A type of brute-force attack where the hacker uses a list of words and phrases to try and guess the password. It only really works on weak passwords that are similar to common words, phrases, or derived from PII that is easily discovered through investigation.

Collision Attack

An attack where the hacker tries to find two inputs that produce the same hash value. A hacker would trick Bob into thinking a compromised document is from Alice by first sending a message to Alice. Alice replies, signing the message with her digital signature. Since the original message and the compromised message generate the same hash value, the legitimate digital signature is also valid for the compromised message. The hacker takes Alice's digital signature, attaches it to their own message, and sends it to Bob, tricking them into believing the message is really actually, for real, truthfully, and genuinely from Alice. 

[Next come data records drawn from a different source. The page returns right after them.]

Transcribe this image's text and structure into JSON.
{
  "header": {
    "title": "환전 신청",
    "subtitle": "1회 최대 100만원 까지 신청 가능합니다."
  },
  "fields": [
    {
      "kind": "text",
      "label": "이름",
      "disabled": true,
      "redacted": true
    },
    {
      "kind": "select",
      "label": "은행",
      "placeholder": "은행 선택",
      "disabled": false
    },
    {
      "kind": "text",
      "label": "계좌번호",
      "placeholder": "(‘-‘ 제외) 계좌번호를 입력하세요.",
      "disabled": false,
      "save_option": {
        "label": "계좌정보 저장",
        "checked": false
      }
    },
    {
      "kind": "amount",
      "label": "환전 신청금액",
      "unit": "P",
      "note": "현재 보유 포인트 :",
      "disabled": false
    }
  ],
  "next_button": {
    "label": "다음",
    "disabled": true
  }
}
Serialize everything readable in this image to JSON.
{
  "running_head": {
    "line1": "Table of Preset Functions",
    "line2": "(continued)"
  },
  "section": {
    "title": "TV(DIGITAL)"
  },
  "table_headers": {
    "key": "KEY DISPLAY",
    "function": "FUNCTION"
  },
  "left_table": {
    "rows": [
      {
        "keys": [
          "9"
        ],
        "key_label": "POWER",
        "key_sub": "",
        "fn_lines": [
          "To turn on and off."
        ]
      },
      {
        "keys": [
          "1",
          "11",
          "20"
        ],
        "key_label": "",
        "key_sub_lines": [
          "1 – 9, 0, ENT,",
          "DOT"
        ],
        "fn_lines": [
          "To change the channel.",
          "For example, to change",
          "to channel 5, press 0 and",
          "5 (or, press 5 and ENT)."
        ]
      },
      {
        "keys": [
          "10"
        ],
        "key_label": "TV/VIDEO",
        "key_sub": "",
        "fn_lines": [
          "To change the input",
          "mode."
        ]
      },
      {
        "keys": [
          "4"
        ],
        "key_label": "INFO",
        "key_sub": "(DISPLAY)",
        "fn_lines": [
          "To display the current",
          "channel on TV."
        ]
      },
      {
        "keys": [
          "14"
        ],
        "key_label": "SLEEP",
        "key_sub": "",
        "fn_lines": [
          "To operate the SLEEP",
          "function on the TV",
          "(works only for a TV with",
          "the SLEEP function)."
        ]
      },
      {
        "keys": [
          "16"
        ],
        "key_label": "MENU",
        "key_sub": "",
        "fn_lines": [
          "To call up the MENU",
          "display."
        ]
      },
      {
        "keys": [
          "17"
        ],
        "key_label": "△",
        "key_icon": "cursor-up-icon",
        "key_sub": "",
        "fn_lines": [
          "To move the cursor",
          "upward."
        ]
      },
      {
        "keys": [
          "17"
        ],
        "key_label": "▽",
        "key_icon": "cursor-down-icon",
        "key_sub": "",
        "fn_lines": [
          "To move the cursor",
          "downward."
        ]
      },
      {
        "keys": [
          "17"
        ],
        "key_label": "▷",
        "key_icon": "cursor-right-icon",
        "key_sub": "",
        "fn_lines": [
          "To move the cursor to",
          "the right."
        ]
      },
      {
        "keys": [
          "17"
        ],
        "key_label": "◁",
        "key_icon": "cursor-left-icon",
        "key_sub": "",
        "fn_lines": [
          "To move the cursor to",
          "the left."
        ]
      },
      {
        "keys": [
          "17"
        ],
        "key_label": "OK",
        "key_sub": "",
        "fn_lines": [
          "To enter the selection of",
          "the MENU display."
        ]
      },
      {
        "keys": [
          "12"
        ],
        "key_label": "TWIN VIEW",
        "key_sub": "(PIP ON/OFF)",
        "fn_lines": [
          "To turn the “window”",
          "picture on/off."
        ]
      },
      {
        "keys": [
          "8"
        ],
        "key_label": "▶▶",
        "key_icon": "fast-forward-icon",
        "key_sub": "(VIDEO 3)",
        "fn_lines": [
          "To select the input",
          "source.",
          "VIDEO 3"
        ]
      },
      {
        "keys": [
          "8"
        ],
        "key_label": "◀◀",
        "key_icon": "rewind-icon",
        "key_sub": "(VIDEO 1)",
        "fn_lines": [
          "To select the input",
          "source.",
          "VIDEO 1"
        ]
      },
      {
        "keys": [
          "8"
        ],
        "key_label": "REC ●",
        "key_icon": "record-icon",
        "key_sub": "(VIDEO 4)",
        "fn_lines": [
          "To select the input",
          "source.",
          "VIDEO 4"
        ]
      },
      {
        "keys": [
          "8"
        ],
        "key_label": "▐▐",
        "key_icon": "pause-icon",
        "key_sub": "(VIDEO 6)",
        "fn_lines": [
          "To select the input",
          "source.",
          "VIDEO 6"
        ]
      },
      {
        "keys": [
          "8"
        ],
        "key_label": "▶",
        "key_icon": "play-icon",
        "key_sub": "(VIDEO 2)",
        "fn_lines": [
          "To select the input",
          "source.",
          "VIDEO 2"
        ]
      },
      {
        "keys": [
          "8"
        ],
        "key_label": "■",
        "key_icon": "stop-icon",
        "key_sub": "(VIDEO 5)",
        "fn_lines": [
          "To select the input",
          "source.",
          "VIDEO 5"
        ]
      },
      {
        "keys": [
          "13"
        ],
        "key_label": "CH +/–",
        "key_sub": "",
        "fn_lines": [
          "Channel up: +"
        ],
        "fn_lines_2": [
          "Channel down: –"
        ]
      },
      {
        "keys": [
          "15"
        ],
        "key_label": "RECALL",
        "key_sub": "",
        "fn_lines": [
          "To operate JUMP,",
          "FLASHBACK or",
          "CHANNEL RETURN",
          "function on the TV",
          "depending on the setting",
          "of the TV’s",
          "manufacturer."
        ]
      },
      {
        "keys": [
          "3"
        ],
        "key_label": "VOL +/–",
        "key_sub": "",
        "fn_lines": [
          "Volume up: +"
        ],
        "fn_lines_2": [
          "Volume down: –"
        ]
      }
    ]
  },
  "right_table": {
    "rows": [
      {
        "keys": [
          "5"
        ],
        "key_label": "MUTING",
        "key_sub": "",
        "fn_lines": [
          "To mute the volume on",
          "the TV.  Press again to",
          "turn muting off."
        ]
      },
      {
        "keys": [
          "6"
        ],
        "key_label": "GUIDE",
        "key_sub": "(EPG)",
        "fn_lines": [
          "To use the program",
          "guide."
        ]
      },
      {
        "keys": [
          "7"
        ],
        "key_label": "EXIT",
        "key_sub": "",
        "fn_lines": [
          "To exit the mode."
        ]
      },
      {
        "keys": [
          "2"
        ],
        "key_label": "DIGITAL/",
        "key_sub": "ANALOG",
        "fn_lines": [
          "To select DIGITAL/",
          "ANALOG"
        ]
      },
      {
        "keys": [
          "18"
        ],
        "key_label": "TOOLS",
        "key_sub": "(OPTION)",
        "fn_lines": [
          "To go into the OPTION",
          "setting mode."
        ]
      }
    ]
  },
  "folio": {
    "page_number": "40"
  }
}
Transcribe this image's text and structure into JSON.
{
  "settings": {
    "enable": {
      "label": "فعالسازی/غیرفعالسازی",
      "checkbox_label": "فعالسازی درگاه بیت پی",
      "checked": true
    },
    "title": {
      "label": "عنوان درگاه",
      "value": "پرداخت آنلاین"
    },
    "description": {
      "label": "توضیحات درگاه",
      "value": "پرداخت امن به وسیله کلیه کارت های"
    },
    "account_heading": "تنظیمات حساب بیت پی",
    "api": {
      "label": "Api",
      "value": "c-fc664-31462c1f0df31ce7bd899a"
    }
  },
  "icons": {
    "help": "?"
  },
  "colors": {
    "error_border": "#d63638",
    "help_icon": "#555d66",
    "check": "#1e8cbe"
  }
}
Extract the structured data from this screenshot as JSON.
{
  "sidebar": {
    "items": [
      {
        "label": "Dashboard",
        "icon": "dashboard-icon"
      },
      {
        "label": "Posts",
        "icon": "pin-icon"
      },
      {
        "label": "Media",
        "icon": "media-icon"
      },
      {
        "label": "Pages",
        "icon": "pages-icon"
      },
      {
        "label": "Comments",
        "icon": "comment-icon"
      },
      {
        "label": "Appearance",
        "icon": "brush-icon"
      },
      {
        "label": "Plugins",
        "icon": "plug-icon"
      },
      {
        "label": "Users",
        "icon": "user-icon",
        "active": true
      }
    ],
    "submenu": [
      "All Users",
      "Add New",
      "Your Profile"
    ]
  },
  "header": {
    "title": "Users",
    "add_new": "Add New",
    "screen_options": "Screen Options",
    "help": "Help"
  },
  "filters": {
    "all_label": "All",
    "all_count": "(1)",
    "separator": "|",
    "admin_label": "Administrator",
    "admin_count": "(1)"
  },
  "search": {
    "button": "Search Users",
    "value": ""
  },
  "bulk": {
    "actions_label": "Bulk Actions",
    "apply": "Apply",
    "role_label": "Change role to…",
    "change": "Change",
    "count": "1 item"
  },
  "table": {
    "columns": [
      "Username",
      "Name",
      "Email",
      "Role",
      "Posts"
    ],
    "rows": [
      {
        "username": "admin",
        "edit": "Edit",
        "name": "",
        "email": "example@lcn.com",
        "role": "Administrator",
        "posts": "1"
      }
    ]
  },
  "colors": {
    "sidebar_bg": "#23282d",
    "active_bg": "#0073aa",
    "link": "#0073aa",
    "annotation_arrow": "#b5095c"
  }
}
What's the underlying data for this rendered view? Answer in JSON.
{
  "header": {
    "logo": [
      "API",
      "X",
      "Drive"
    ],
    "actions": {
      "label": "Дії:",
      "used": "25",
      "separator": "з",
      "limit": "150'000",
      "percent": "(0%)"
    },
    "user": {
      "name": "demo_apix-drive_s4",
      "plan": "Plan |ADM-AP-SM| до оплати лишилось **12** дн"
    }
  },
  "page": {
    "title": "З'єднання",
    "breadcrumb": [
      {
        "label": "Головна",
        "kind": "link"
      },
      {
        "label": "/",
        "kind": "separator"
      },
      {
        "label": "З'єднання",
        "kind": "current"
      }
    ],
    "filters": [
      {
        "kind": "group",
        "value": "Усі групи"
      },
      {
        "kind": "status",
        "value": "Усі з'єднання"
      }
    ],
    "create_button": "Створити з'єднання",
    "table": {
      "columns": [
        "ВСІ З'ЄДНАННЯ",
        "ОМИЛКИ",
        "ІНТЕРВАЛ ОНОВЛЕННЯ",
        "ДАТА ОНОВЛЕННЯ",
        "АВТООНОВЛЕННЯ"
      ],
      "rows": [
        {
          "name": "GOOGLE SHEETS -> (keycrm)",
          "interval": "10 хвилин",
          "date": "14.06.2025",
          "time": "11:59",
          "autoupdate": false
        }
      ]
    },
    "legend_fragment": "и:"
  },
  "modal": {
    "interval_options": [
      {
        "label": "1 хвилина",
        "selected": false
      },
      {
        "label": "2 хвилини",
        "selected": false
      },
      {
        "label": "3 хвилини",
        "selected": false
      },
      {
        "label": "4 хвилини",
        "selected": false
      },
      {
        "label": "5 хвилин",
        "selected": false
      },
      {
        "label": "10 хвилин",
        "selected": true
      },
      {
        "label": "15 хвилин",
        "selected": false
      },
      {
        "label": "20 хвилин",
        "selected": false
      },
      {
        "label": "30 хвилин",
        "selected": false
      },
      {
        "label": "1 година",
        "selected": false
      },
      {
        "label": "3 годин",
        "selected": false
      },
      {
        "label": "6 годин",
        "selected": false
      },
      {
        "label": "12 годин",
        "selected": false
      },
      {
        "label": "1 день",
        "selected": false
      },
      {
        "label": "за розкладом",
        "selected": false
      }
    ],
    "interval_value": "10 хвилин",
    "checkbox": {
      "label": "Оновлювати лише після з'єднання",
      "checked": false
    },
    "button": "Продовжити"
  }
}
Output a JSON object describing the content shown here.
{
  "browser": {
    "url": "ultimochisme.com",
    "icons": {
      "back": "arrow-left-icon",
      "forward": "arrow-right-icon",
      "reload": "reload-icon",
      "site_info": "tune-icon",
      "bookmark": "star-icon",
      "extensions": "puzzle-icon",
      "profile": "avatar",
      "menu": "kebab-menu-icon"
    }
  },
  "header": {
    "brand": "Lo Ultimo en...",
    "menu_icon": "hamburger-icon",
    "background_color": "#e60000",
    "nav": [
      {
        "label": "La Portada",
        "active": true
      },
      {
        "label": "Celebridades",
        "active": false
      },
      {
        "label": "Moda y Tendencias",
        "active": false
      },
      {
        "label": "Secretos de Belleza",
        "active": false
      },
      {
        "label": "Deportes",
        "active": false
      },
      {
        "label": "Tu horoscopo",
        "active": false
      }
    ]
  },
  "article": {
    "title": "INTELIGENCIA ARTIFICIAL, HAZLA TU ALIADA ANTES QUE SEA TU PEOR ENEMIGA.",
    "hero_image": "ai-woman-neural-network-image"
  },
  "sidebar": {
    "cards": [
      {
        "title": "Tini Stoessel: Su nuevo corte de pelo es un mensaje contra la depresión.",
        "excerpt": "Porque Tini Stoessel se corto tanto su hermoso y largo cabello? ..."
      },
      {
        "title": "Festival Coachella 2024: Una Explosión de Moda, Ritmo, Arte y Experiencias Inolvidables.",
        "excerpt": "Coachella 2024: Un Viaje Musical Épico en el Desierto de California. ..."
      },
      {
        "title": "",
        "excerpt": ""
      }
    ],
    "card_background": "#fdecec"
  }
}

How do we avoid this type of attack? Make sure our hashes are long enough. The chance of generating duplicate hashes increases exponentially the smaller our hash value lengths are.

Downgrade Attack

An attack where the system is forced to use an older, less secure protocol for communication. SSL is particularly vulnerable to these attacks. Downgrade attacks are usually part of a man-in-the-middle (MITM) attack, where packets are downgraded from, say, HTTPS to HTTP. This allows the hacker to listen in on all communications between the two parties.

How do we avoid this type of attack? Simply don't support these older protocols. Servers can be configured to ONLY use secure versions of each necessary communications protocol.